Filho de Carlos, um estivador do Cais do Porto e de Geruza, que por vinte e cinco anos trabalhou em Jardim Gramacho, em Duque de Caxias, no Rio de Janeiro, o maior aterro sanitário da América Latina, Tião Santos conhece muito bem a realidade de quem sobrevive do que é retirado do lixo. Penúltimo filho de um total de oito, ele também trabalhou no Gramacho e foi exatamente por lá que um dia encontrou no lixo o livro “O Príncipe”, de Nicolau Maquiavel.
A publicação abriu as portas para o pensamento humano e político e o fez buscar novas leituras, como Friedrich Nietzsche, além de se interessar por sociologia. A grande mudança na sua vida aconteceu quando o artista plástico Vick Muniz procurou os catadores de Gramacho para montar uma série de quadros a partir de objetos coletados no aterro, usando os catadores como assistentes e filmando todo o processo artístico.
O trabalho, realizado em 2007, resultou num documentário aclamado pela crítica e pelo público, ganhando importantes prêmios no Festival de Berlim, no Festival de Sundance, além da indicação de melhor documentário no Oscar de 2011. A visibilidade de “Lixo Extraordinário” revelou, para milhões de pessoas, a situação dos catadores de Jardim Gramacho e os problemas que o fechamento do lixão irá provocar para milhares de pessoas que tiram o seu sustento do lixo. Para divulgar o documentário, Tião Santos viajou para a Alemanha, Espanha, Estados Unidos, Coreia, Inglaterra e conheceu a realidade de outros países, a vida dos catadores, o processo de reciclagem nas cidades e as políticas públicas que envolvem o lixo.

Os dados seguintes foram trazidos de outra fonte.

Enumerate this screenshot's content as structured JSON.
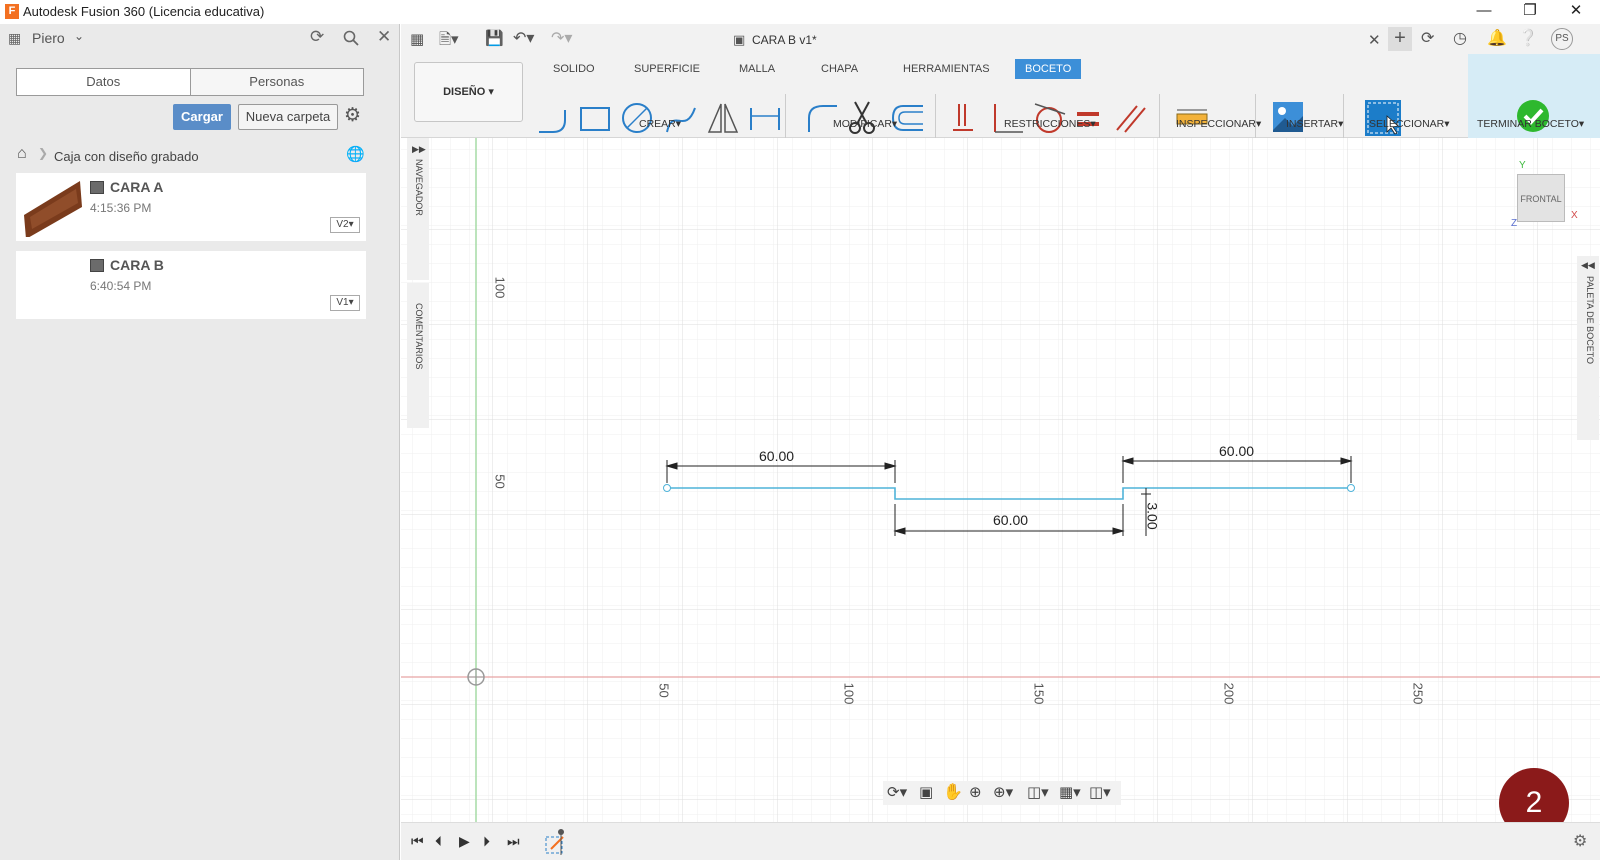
{
  "window": {
    "title": "Autodesk Fusion 360 (Licencia educativa)",
    "icon": "F"
  },
  "left_panel": {
    "user": "Piero",
    "tabs": [
      "Datos",
      "Personas"
    ],
    "upload_label": "Cargar",
    "new_folder_label": "Nueva carpeta",
    "breadcrumb": "Caja con diseño grabado",
    "items": [
      {
        "name": "CARA A",
        "time": "4:15:36 PM",
        "version": "V2"
      },
      {
        "name": "CARA B",
        "time": "6:40:54 PM",
        "version": "V1"
      }
    ]
  },
  "document": {
    "tab_title": "CARA B v1*"
  },
  "user_initials": "PS",
  "ribbon": {
    "workspace": "DISEÑO",
    "tabs": [
      "SOLIDO",
      "SUPERFICIE",
      "MALLA",
      "CHAPA",
      "HERRAMIENTAS",
      "BOCETO"
    ],
    "active_tab": "BOCETO",
    "groups": [
      "CREAR",
      "MODIFICAR",
      "RESTRICCIONES",
      "INSPECCIONAR",
      "INSERTAR",
      "SELECCIONAR",
      "TERMINAR BOCETO"
    ]
  },
  "side_panels": {
    "navigator": "NAVEGADOR",
    "comments": "COMENTARIOS",
    "palette": "PALETA DE BOCETO"
  },
  "view_cube": {
    "face": "FRONTAL",
    "axes": [
      "Y",
      "X",
      "Z"
    ]
  },
  "sketch": {
    "axis_labels_x": [
      "50",
      "100",
      "150",
      "200",
      "250"
    ],
    "axis_labels_y": [
      "100",
      "50"
    ],
    "dimensions": [
      "60.00",
      "60.00",
      "60.00",
      "3.00"
    ]
  },
  "step_badge": "2",
  "colors": {
    "accent": "#3c8fd8",
    "sketch_line": "#4fb3d9",
    "finish": "#2eb82e",
    "badge": "#8b1a1a"
  }
}
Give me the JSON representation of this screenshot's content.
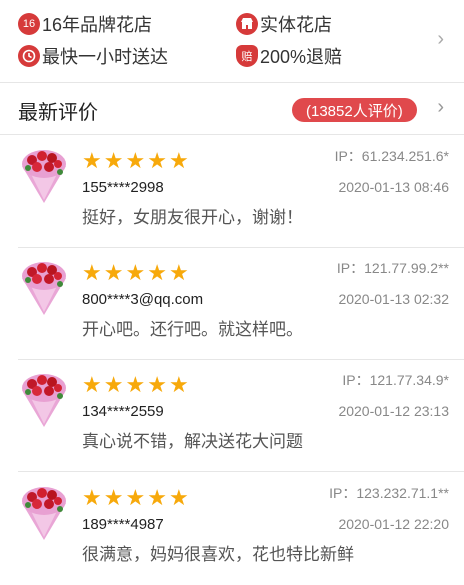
{
  "features": [
    {
      "icon": "16-years-icon",
      "icon_text": "16",
      "label": "16年品牌花店"
    },
    {
      "icon": "shop-icon",
      "icon_text": "",
      "label": "实体花店"
    },
    {
      "icon": "clock-icon",
      "icon_text": "",
      "label": "最快一小时送达"
    },
    {
      "icon": "refund-icon",
      "icon_text": "赔",
      "label": "200%退赔"
    }
  ],
  "reviews_header": {
    "title": "最新评价",
    "count": "(13852人评价)"
  },
  "rating_stars": 5,
  "reviews": [
    {
      "ip": "IP：61.234.251.6*",
      "user": "155****2998",
      "time": "2020-01-13 08:46",
      "text": "挺好，女朋友很开心，谢谢！"
    },
    {
      "ip": "IP：121.77.99.2**",
      "user": "800****3@qq.com",
      "time": "2020-01-13 02:32",
      "text": "开心吧。还行吧。就这样吧。"
    },
    {
      "ip": "IP：121.77.34.9*",
      "user": "134****2559",
      "time": "2020-01-12 23:13",
      "text": "真心说不错，解决送花大问题"
    },
    {
      "ip": "IP：123.232.71.1**",
      "user": "189****4987",
      "time": "2020-01-12 22:20",
      "text": "很满意，妈妈很喜欢，花也特比新鲜"
    }
  ],
  "colors": {
    "accent": "#e0494c",
    "star": "#f7a90b"
  }
}
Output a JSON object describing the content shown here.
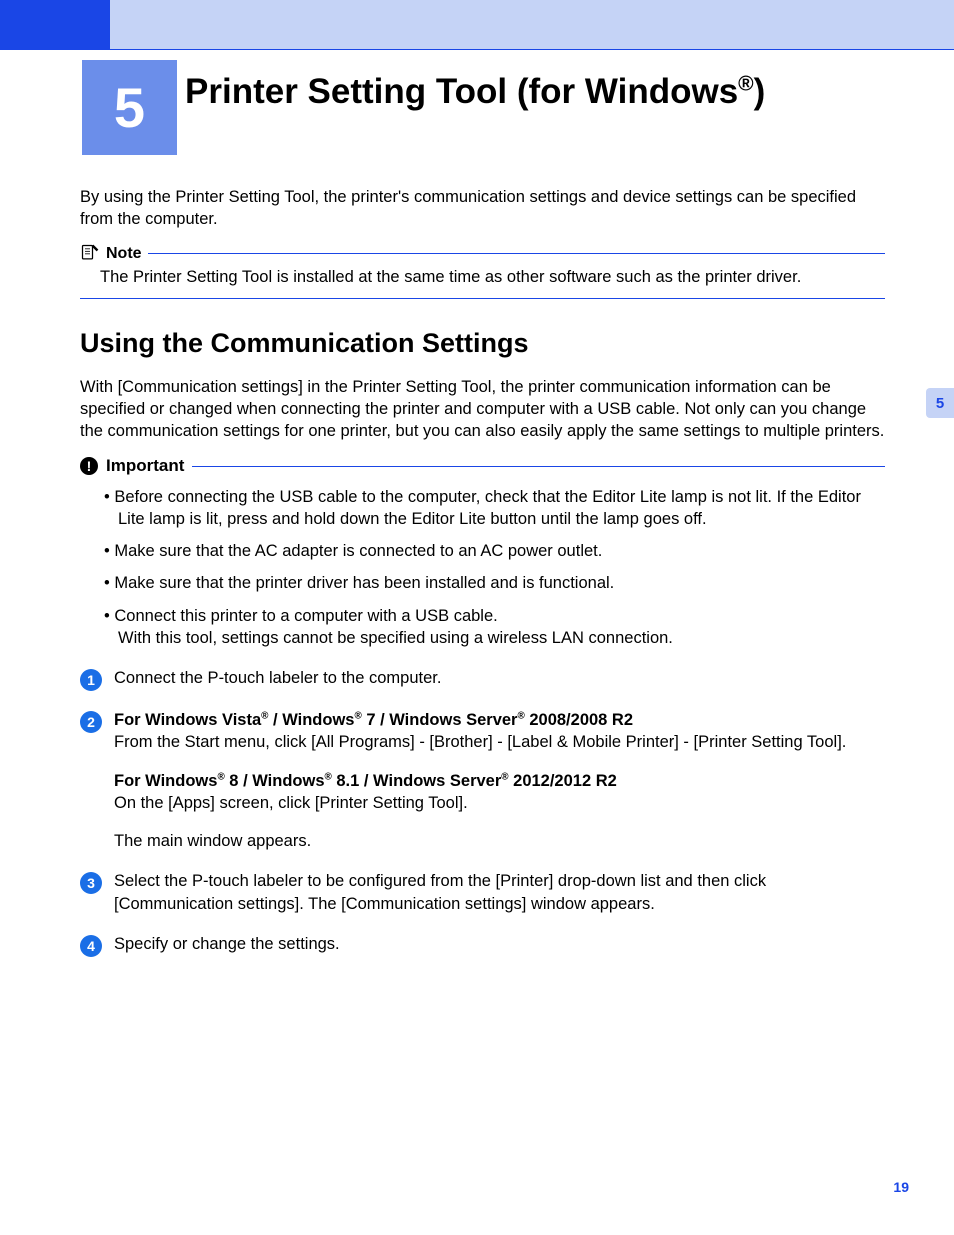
{
  "header": {
    "chapter_number": "5",
    "title_pre": "Printer Setting Tool (for Windows",
    "title_reg": "®",
    "title_post": ")"
  },
  "intro": "By using the Printer Setting Tool, the printer's communication settings and device settings can be specified from the computer.",
  "note": {
    "label": "Note",
    "body": "The Printer Setting Tool is installed at the same time as other software such as the printer driver."
  },
  "section": {
    "title": "Using the Communication Settings",
    "intro": "With [Communication settings] in the Printer Setting Tool, the printer communication information can be specified or changed when connecting the printer and computer with a USB cable. Not only can you change the communication settings for one printer, but you can also easily apply the same settings to multiple printers."
  },
  "important": {
    "label": "Important",
    "items": [
      "Before connecting the USB cable to the computer, check that the Editor Lite lamp is not lit. If the Editor Lite lamp is lit, press and hold down the Editor Lite button until the lamp goes off.",
      "Make sure that the AC adapter is connected to an AC power outlet.",
      "Make sure that the printer driver has been installed and is functional.",
      "Connect this printer to a computer with a USB cable.\nWith this tool, settings cannot be specified using a wireless LAN connection."
    ]
  },
  "steps": [
    {
      "n": "1",
      "plain": "Connect the P-touch labeler to the computer."
    },
    {
      "n": "2",
      "line1_bold_parts": [
        "For Windows Vista",
        "®",
        " / Windows",
        "®",
        " 7 / Windows Server",
        "®",
        " 2008/2008 R2"
      ],
      "line1_body": "From the Start menu, click [All Programs] - [Brother] - [Label & Mobile Printer] - [Printer Setting Tool].",
      "line2_bold_parts": [
        "For Windows",
        "®",
        " 8 / Windows",
        "®",
        " 8.1 / Windows Server",
        "®",
        " 2012/2012 R2"
      ],
      "line2_body": "On the [Apps] screen, click [Printer Setting Tool].",
      "line3": "The main window appears."
    },
    {
      "n": "3",
      "plain": "Select the P-touch labeler to be configured from the [Printer] drop-down list and then click [Communication settings]. The [Communication settings] window appears."
    },
    {
      "n": "4",
      "plain": "Specify or change the settings."
    }
  ],
  "side_tab": "5",
  "page_number": "19"
}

“Vou abordar na minha apresentação as questões econômicas e sociais, além das ambientais, que envolvem os catadores de material. Itens como a valorização do profissional e a execução de políticas públicas para a inclusão social dos catadores”, observa Tião Santos. Ele destaca que já existe a Política Nacional de Resíduos Sólidos, com a Lei 12.305/10, que reconhece a valorização do trabalho dos catadores de materiais recicláveis na condição de protagonistas da reciclagem no Brasil. Mas sua baixa adesão contribui para preservar o estado de pobreza, exploração e vulnerabilidade vivenciados pelos catadores e catadoras no Brasil.
“O catador presta um serviço à sociedade, mas não é remunerado. Eles são peças fundamentais na reciclagem, mas não recebem por isso. Eles só recebem pela venda do material. Esse valor, para a indústria, é considerado lucro, não remuneração”, pontua Daniel Pernambucano. O advogado destaca que uma mudança na legislação equipara os catadores às indústrias de recicláveis, com prejuízo aos profissionais.
O Crea Convida será transmitido ao vivo, a partir das 19h, pela TV Crea-PE, no YouTube. O programa tem apresentação quinzenal. Depois da apresentação dos palestrantes, será aberto um espaço para interação com os participantes da live. Será possível fazer comentários e perguntas sobre o tema pelo chat do canal do Crea-PE.